= Phú Xuân =

Historic capital in Vietnam

Phú Xuân (富春) was the historic capital of the Nguyễn lords, the Tây Sơn dynasty, and later became the Nguyễn dynasty's capital (renamed Huế).

==History==
In 1306, the King of Champa Chế Mân offered Vietnam two Chăm prefectures, Ô and Lý, in exchange for marriage with a Vietnamese princess named Huyền Trân. The Vietnamese Emperor Trần Anh Tông accepted this offer. He took and renamed Ô and Lý prefectures to Thuận prefecture (順州, Thuận Châu) and Hóa prefecture (化州, Hóa Châu), respectively, with both of them often referred to as Thuận Hóa region.

Nguyen lords's mansion in Phú Xuân

In 1592, the Mạc dynasty was forced to flee to Cao Bằng and the Lê emperors were enthroned as de jure Vietnamese rulers under the leadership of Nguyễn Kim, the leader of Lê Dynasty loyalists. Later, Kim was poisoned by a Mạc Dynasty general which paved the way for his son-in-law, Trịnh Kiểm, to take over the leadership. Kim's eldest son, Nguyễn Uông, was also assassinated in order to secure Trịnh Kiểm's authority. Nguyễn Hoàng, another son of Nguyễn Kim, feared a fate like Nguyễn Uông's so he pretended to have mental illness. He asked his sister Ngoc Bao, who was a wife of Trịnh Kiểm, to entreat Kiểm to let Hoàng govern Thuận Hóa, the furthest south region of Vietnam at that time.

Because Mạc dynasty loyalists were revolting in Thuận Hóa and Trịnh Kiểm was busy fighting the Mạc dynasty forces in northern Vietnam during this time, Ngoc Bao's request was approved and Nguyễn Hoàng went south. After Hoàng pacified Thuận Hóa, he and his heir Nguyễn Phúc Nguyên serectly made this region loyal to the Nguyễn family; then they rose against the Trịnh Lords. Vietnam erupted into a new civil war between two de facto ruling families: the clan of the Nguyễn lords and the clan of the Trịnh lords.

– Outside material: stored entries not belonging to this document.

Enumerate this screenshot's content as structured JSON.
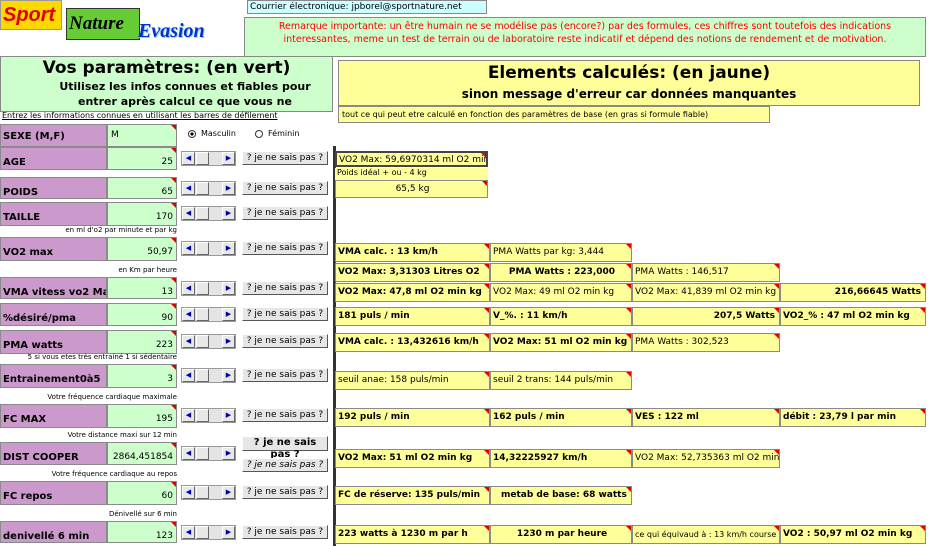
{
  "header": {
    "logo_sport": "Sport",
    "logo_nature": "Nature",
    "logo_evasion": "Evasion",
    "email": "Courrier électronique: jpborel@sportnature.net",
    "remark": "Remarque importante: un être humain ne se modélise pas (encore?) par des formules, ces chiffres sont toutefois des indications interessantes, meme un test de terrain ou de laboratoire reste indicatif et dépend des notions de rendement et de motivation."
  },
  "left": {
    "title": "Vos paramètres: (en vert)",
    "subtitle": "Utilisez les infos connues et fiables pour entrer après calcul ce que vous ne connaissez pas",
    "instruction": "Entrez les informations connues en utilisant les barres de défilement"
  },
  "right": {
    "title": "Elements calculés: (en jaune)",
    "subtitle": "sinon message d'erreur car données manquantes",
    "note": "tout ce qui peut etre calculé en fonction des paramètres de base (en gras si formule fiable)"
  },
  "sexe": {
    "label": "SEXE (M,F)",
    "value": "M",
    "masculin": "Masculin",
    "feminin": "Féminin"
  },
  "unknown_button": "? je ne sais pas ?",
  "rows": [
    {
      "label": "AGE",
      "value": "25",
      "note": ""
    },
    {
      "label": "POIDS",
      "value": "65",
      "note": ""
    },
    {
      "label": "TAILLE",
      "value": "170",
      "note": ""
    },
    {
      "label": "VO2 max",
      "value": "50,97",
      "note": "en ml d'o2 par minute et par kg"
    },
    {
      "label": "VMA vitess vo2 Max",
      "value": "13",
      "note": "en Km par heure"
    },
    {
      "label": "%désiré/pma",
      "value": "90",
      "note": ""
    },
    {
      "label": "PMA watts",
      "value": "223",
      "note": ""
    },
    {
      "label": "Entrainement0à5",
      "value": "3",
      "note": "5 si vous etes très entrainé 1 si sédentaire"
    },
    {
      "label": "FC MAX",
      "value": "195",
      "note": "Votre fréquence cardiaque maximale"
    },
    {
      "label": "DIST COOPER",
      "value": "2864,451854",
      "note": "Votre distance maxi sur 12 min"
    },
    {
      "label": "FC repos",
      "value": "60",
      "note": "Votre fréquence cardiaque au repos"
    },
    {
      "label": "denivellé 6 min",
      "value": "123",
      "note": "Dénivellé sur 6 min"
    }
  ],
  "results": {
    "age_vo2": "VO2 Max: 59,6970314  ml O2 min kg",
    "poids_ideal_label": "Poids idéal + ou - 4 kg",
    "poids_ideal": "65,5  kg",
    "vo2_a": "VMA calc. : 13 km/h",
    "vo2_b": "PMA Watts par kg: 3,444",
    "vma_top_a": "VO2 Max: 3,31303  Litres O2",
    "vma_top_b": "PMA Watts : 223,000",
    "vma_top_c": "PMA Watts : 146,517",
    "vma_a": "VO2 Max: 47,8  ml O2 min kg",
    "vma_b": "VO2 Max: 49  ml O2 min kg",
    "vma_c": "VO2 Max: 41,839  ml O2 min kg",
    "vma_d": "216,66645  Watts",
    "pct_a": "181 puls / min",
    "pct_b": "V_%. : 11 km/h",
    "pct_c": "207,5  Watts",
    "pct_d": "VO2_% : 47  ml O2 min kg",
    "pma_a": "VMA calc. : 13,432616 km/h",
    "pma_b": "VO2 Max: 51  ml O2 min kg",
    "pma_c": "PMA Watts : 302,523",
    "ent_a": "seuil anae: 158 puls/min",
    "ent_b": "seuil 2 trans: 144  puls/min",
    "fc_a": "192 puls / min",
    "fc_b": "162 puls / min",
    "fc_c": "VES : 122  ml",
    "fc_d": "débit : 23,79  l par min",
    "cooper_a": "VO2 Max: 51  ml O2 min kg",
    "cooper_b": "14,32225927 km/h",
    "cooper_c": "VO2 Max: 52,735363  ml O2 min kg",
    "rep_a": "FC de réserve: 135  puls/min",
    "rep_b": "metab de base:  68  watts",
    "den_a": "223 watts à 1230 m par h",
    "den_b": "1230  m par heure",
    "den_c": "ce qui équivaud à : 13 km/h course",
    "den_d": "VO2 : 50,97  ml O2 min kg"
  },
  "colors": {
    "input": "#ccffcc",
    "label": "#cc99cc",
    "result": "#ffff99",
    "accent": "#ff0000"
  },
  "icons": [
    "scroll-left-icon",
    "scroll-right-icon",
    "radio-icon",
    "comment-indicator-icon"
  ]
}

The Nguyễn lords chose Thừa Thiên, a northern territory of Thuận Hóa, as their family seat. In 1687 during the reign of Nguyễn lord Nguyễn Phúc Trăn, the construction of a citadel was started in Phú Xuân, a village in Thừa Thiên Province. The citadel was a power symbol of Nguyễn family rather than a defensive building because the Trịnh lords' army could not breach Nguyễn lords' defense in the north regions of Phú Xuân. In 1744, Phú Xuân officially became the capital of central and southern Vietnam after Nguyễn lord Nguyễn Phúc Khoát proclaimed himseft Võ vương (Võ King or Martial King in Vietnamese). Among westerners living in the capital at this period was the Portuguese Jesuit João de Loureiro from 1752 onwards.

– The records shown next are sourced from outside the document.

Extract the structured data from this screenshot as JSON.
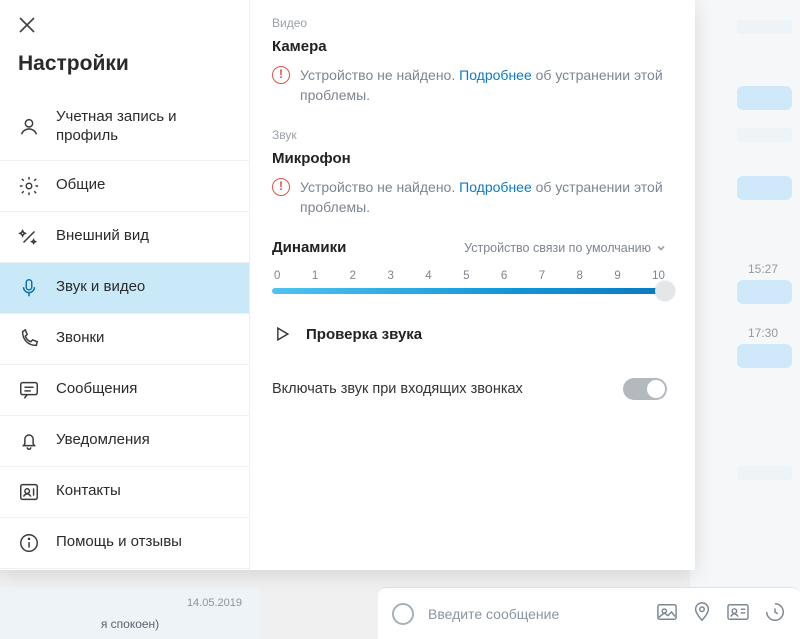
{
  "sidebar": {
    "title": "Настройки",
    "items": [
      {
        "label": "Учетная запись и профиль"
      },
      {
        "label": "Общие"
      },
      {
        "label": "Внешний вид"
      },
      {
        "label": "Звук и видео"
      },
      {
        "label": "Звонки"
      },
      {
        "label": "Сообщения"
      },
      {
        "label": "Уведомления"
      },
      {
        "label": "Контакты"
      },
      {
        "label": "Помощь и отзывы"
      }
    ]
  },
  "content": {
    "video_section": "Видео",
    "camera_title": "Камера",
    "device_not_found": "Устройство не найдено.",
    "learn_more": "Подробнее",
    "problem_tail": "об устранении этой проблемы.",
    "audio_section": "Звук",
    "microphone_title": "Микрофон",
    "speakers_title": "Динамики",
    "speakers_device": "Устройство связи по умолчанию",
    "slider_ticks": [
      "0",
      "1",
      "2",
      "3",
      "4",
      "5",
      "6",
      "7",
      "8",
      "9",
      "10"
    ],
    "slider_value": 10,
    "test_audio": "Проверка звука",
    "unmute_incoming": "Включать звук при входящих звонках",
    "unmute_incoming_on": true
  },
  "background_chat": {
    "times": [
      "15:27",
      "17:30"
    ],
    "date_chip": "14.05.2019",
    "composer_placeholder": "Введите сообщение",
    "left_snippet": "я спокоен)"
  }
}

However, Tây Sơn rebellions broke out in 1771 and quickly occupied a large area from Quy Nhơn to Bình Thuận, thereby weakening the authority and power of the Nguyễn lords. While the war between Tây Sơn rebellion and Nguyễn lord was being fought, the Trịnh lords sent south a massive army and easily captured Phú Xuân in 1775. After the capture of Phú Xuân, the Trịnh lords' general Hoàng Ngũ Phúc made a tactical alliance with Tây Sơn and withdrew almost all troops to Tonkin and left some troops in Phú Xuân. In 1786, Tây Sơn rebellion defeated the Trịnh garrison and occupied Phú Xuân. Under the reign of emperor Quang Trung, Phú Xuân became Tây Sơn dynasty capital. In 1802, Nguyễn Ánh, a successor of the Nguyễn lords, recaptured Phú Xuân and unified the country. Nguyễn Ánh rebuilt the citadel entirely and made it the Imperial City capital of all of Vietnam.